It’s hard to measure such things, but it appears that one of the most circulated future-of-news blog items this week is Leah Betancourt’s Mashable entry How Social Media is Radically Changing the Newsroom [768 Retweets, 202 Delicious bookmarks].
Betancourt, digital community manager for the Minneapolis Star Tribune, covers ground familiar to those who follow the social media/journalism scene: Recent controversies, newsroom managers’ comments, common-sense rules, etc.
Two items stood out.
- The Society of Professional Journalists is not contemplating updating its code of ethics to accommodate newsroom use of social media.
- The Roanoke Times News is a leader in the profession, having crafted an impressive newsroom social media policy. Much of it represents basic journalistic hygiene. But it includes a few acute pointers:
Why?
SPJ Ethics Committee chair Andy Schotz explains that the core principles are, essentially, platform neutral: “I think there’s ample guidance in the code as it is,” he said. “The concepts are most important, not the medium or the technology.”
Don’t flack yourself. Take care not to sensationalize or misrepresent your article in a Tweet to promote it.
Contain your Facebook enthusiasms. What could appear an innocuous thumbs-up of [say] a local restaurant could later on be taken as evidence of bias in a story you’re reporting.
Betancourt of course follows this stuff closely.

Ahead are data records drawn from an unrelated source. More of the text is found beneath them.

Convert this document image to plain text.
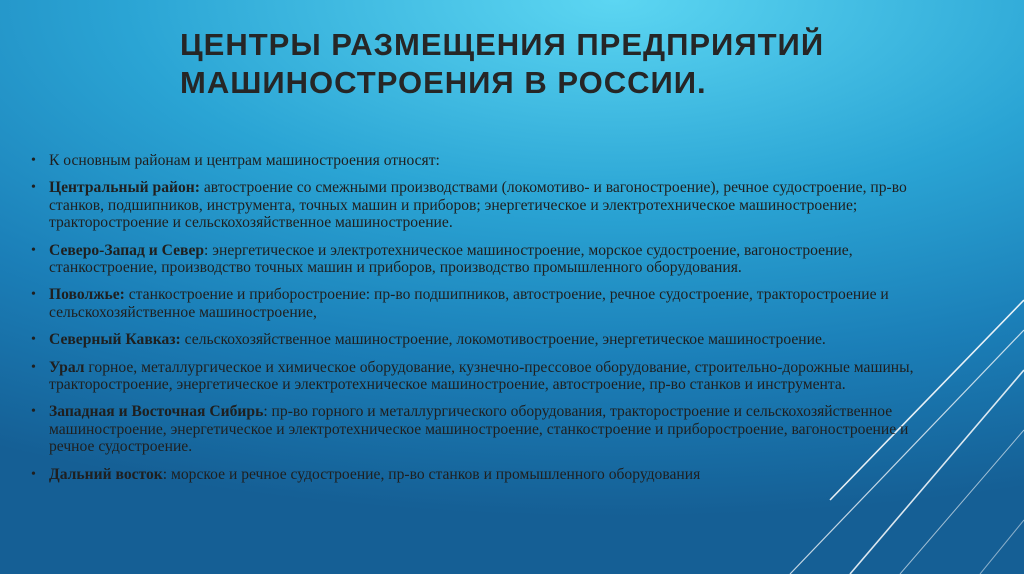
ЦЕНТРЫ РАЗМЕЩЕНИЯ ПРЕДПРИЯТИЙ
МАШИНОСТРОЕНИЯ В РОССИИ.
• К основным районам и центрам машиностроения относят:
• Центральный район: автостроение со смежными производствами (локомотиво- и вагоностроение), речное судостроение, пр-во станков, подшипников, инструмента, точных машин и приборов; энергетическое и электротехническое машиностроение; тракторостроение и сельскохозяйственное машиностроение.
• Северо-Запад и Север: энергетическое и электротехническое машиностроение, морское судостроение, вагоностроение, станкостроение, производство точных машин и приборов, производство промышленного оборудования.
• Поволжье: станкостроение и приборостроение: пр-во подшипников, автостроение, речное судостроение, тракторостроение и сельскохозяйственное машиностроение,
• Северный Кавказ: сельскохозяйственное машиностроение, локомотивостроение, энергетическое машиностроение.
• Урал горное, металлургическое и химическое оборудование, кузнечно-прессовое оборудование, строительно-дорожные машины, тракторостроение, энергетическое и электротехническое машиностроение, автостроение, пр-во станков и инструмента.
• Западная и Восточная Сибирь: пр-во горного и металлургического оборудования, тракторостроение и сельскохозяйственное машиностроение, энергетическое и электротехническое машиностроение, станкостроение и приборостроение, вагоностроение и речное судостроение.
• Дальний восток: морское и речное судостроение, пр-во станков и промышленного оборудования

Her Twitter feed recently featured a link to this Read/Write/Web provocation: Are Trolls Ruining Social Media? In the post author Sarah Perez discusses how online anonymity enables bad behavior on the social web, and wonders aloud whether something needs to be done to “force the trolls out into the light.”
Check out the comments: 44 at last count, many of them a hoot. None anonymous.

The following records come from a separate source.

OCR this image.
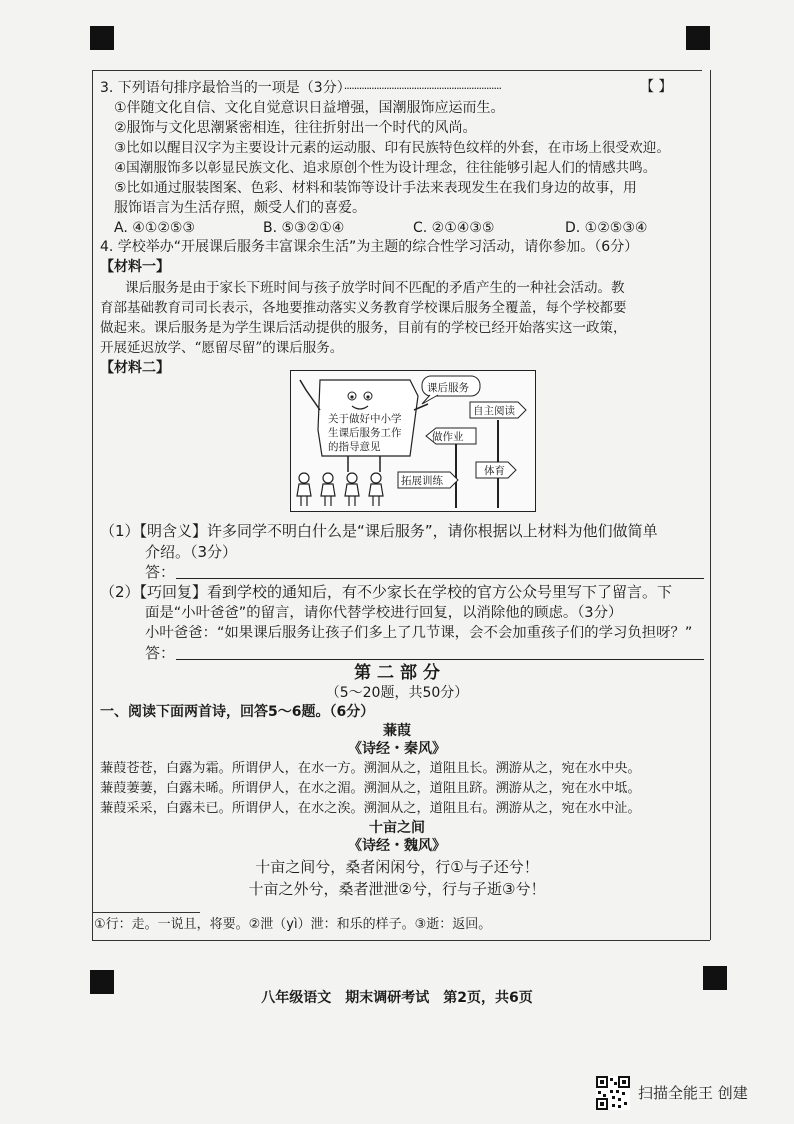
3. 下列语句排序最恰当的一项是（3分）·······························································	【 】
①伴随文化自信、文化自觉意识日益增强，国潮服饰应运而生。
②服饰与文化思潮紧密相连，往往折射出一个时代的风尚。
③比如以醒目汉字为主要设计元素的运动服、印有民族特色纹样的外套，在市场上很受欢迎。
④国潮服饰多以彰显民族文化、追求原创个性为设计理念，往往能够引起人们的情感共鸣。
⑤比如通过服装图案、色彩、材料和装饰等设计手法来表现发生在我们身边的故事，用
服饰语言为生活存照，颇受人们的喜爱。
A. ④①②⑤③	B. ⑤③②①④	C. ②①④③⑤	D. ①②⑤③④
4. 学校举办“开展课后服务丰富课余生活”为主题的综合性学习活动，请你参加。（6分）
【材料一】
课后服务是由于家长下班时间与孩子放学时间不匹配的矛盾产生的一种社会活动。教
育部基础教育司司长表示，各地要推动落实义务教育学校课后服务全覆盖，每个学校都要
做起来。课后服务是为学生课后活动提供的服务，目前有的学校已经开始落实这一政策，
开展延迟放学、“愿留尽留”的课后服务。
【材料二】
关于做好中小学
生课后服务工作
的指导意见
课后服务
自主阅读
做作业
体育
拓展训练
（1）【明含义】许多同学不明白什么是“课后服务”，请你根据以上材料为他们做简单
介绍。（3分）
答：
（2）【巧回复】看到学校的通知后，有不少家长在学校的官方公众号里写下了留言。下
面是“小叶爸爸”的留言，请你代替学校进行回复，以消除他的顾虑。（3分）
小叶爸爸：“如果课后服务让孩子们多上了几节课，会不会加重孩子们的学习负担呀？”
答：
第 二 部 分
（5～20题，共50分）
一、阅读下面两首诗，回答5～6题。（6分）
蒹葭
《诗经・秦风》
蒹葭苍苍，白露为霜。所谓伊人，在水一方。溯洄从之，道阻且长。溯游从之，宛在水中央。
蒹葭萋萋，白露未晞。所谓伊人，在水之湄。溯洄从之，道阻且跻。溯游从之，宛在水中坻。
蒹葭采采，白露未已。所谓伊人，在水之涘。溯洄从之，道阻且右。溯游从之，宛在水中沚。
十亩之间
《诗经・魏风》
十亩之间兮，桑者闲闲兮，行①与子还兮！
十亩之外兮，桑者泄泄②兮，行与子逝③兮！
①行：走。一说且，将要。②泄（yì）泄：和乐的样子。③逝：返回。
八年级语文　期末调研考试　第2页，共6页
扫描全能王 创建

Pseudononymous? That’s another question.
Conversation Stopper
Emerson College journalism professor Jerry Lanson really flipped down the gauntlet in an op-ed appearing on the Christian Science Monitor website that argues journalism is failing due to reporters’ arrogance, elitism and dullness. (And that’s just by the second paragraph.) He calls for journalists to “reclaim their populist roots” and connect directly with readers.

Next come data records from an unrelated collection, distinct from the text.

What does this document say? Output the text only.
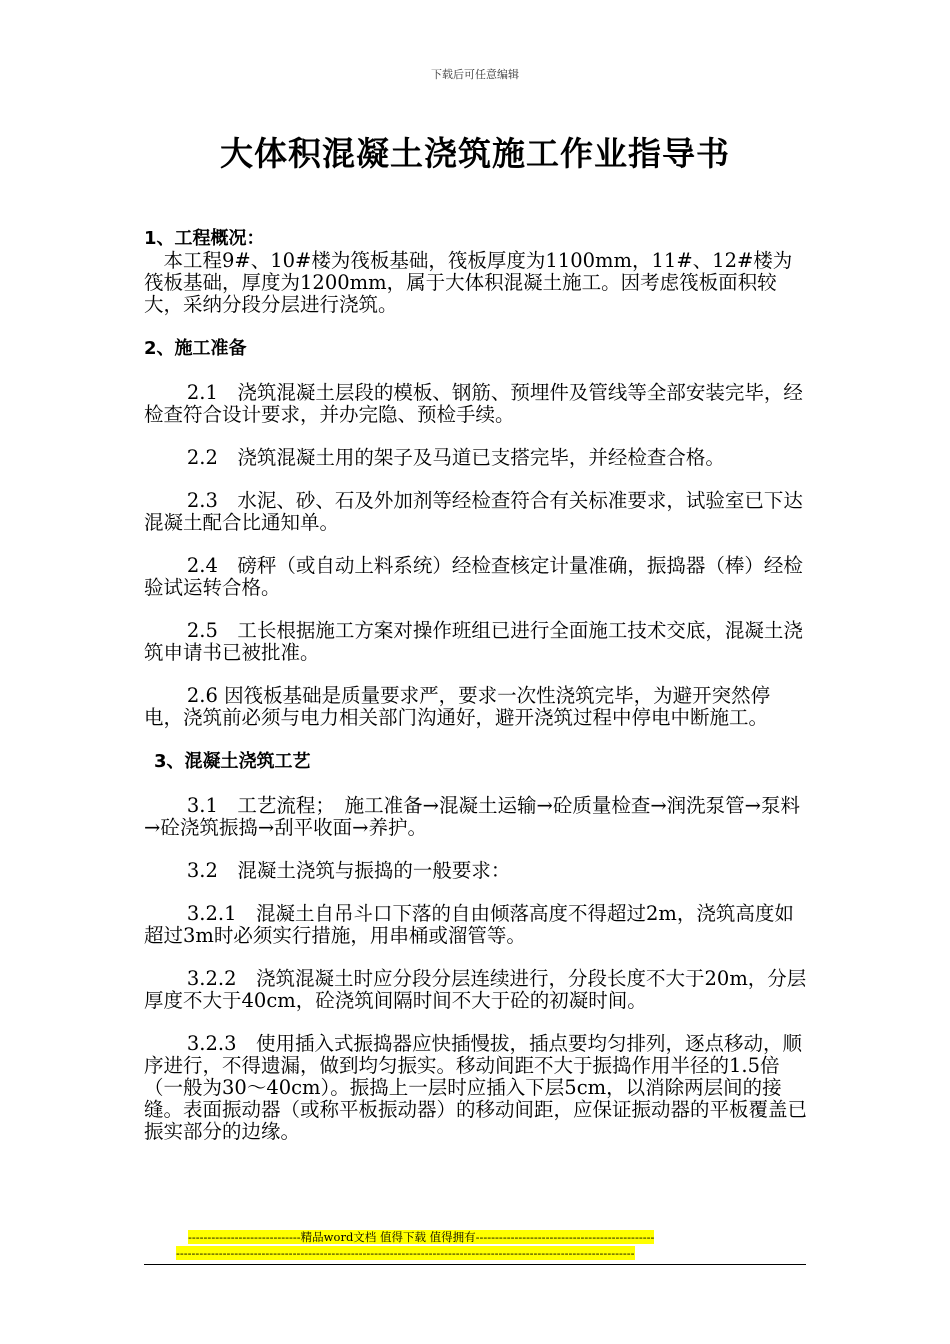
下载后可任意编辑
大体积混凝土浇筑施工作业指导书

1、工程概况：

本工程9#、10#楼为筏板基础，筏板厚度为1100mm，11#、12#楼为筏板基础，厚度为1200mm，属于大体积混凝土施工。因考虑筏板面积较大，采纳分段分层进行浇筑。

2、施工准备

2.1　浇筑混凝土层段的模板、钢筋、预埋件及管线等全部安装完毕，经检查符合设计要求，并办完隐、预检手续。

2.2　浇筑混凝土用的架子及马道已支搭完毕，并经检查合格。

2.3　水泥、砂、石及外加剂等经检查符合有关标准要求，试验室已下达混凝土配合比通知单。

2.4　磅秤（或自动上料系统）经检查核定计量准确，振捣器（棒）经检验试运转合格。

2.5　工长根据施工方案对操作班组已进行全面施工技术交底，混凝土浇筑申请书已被批准。

2.6 因筏板基础是质量要求严，要求一次性浇筑完毕，为避开突然停电，浇筑前必须与电力相关部门沟通好，避开浇筑过程中停电中断施工。

3、混凝土浇筑工艺

3.1　工艺流程；　施工准备→混凝土运输→砼质量检查→润洗泵管→泵料→砼浇筑振捣→刮平收面→养护。

3.2　混凝土浇筑与振捣的一般要求：

3.2.1　混凝土自吊斗口下落的自由倾落高度不得超过2m，浇筑高度如超过3m时必须实行措施，用串桶或溜管等。

3.2.2　浇筑混凝土时应分段分层连续进行，分段长度不大于20m，分层厚度不大于40cm，砼浇筑间隔时间不大于砼的初凝时间。

3.2.3　使用插入式振捣器应快插慢拔，插点要均匀排列，逐点移动，顺序进行，不得遗漏，做到均匀振实。移动间距不大于振捣作用半径的1.5倍（一般为30～40cm）。振捣上一层时应插入下层5cm，以消除两层间的接缝。表面振动器（或称平板振动器）的移动间距，应保证振动器的平板覆盖已振实部分的边缘。

-----------------------------精品word文档 值得下载 值得拥有----------------------------------------------
----------------------------------------------------------------------------------------------------------------------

That could have triggered a great online discussion about the future of journalism.
Alas: the Christian Science Monitor website does not permit reader comments.
And Finally
Andrew Keen, author of the anti-social-web jeremiad The Cult of the Amateur, has signed a new book deal with St. Martin’s Press, tentatively titled Digital Vertigo: Inequality, Anxiety and Isolation in the Social Media Age.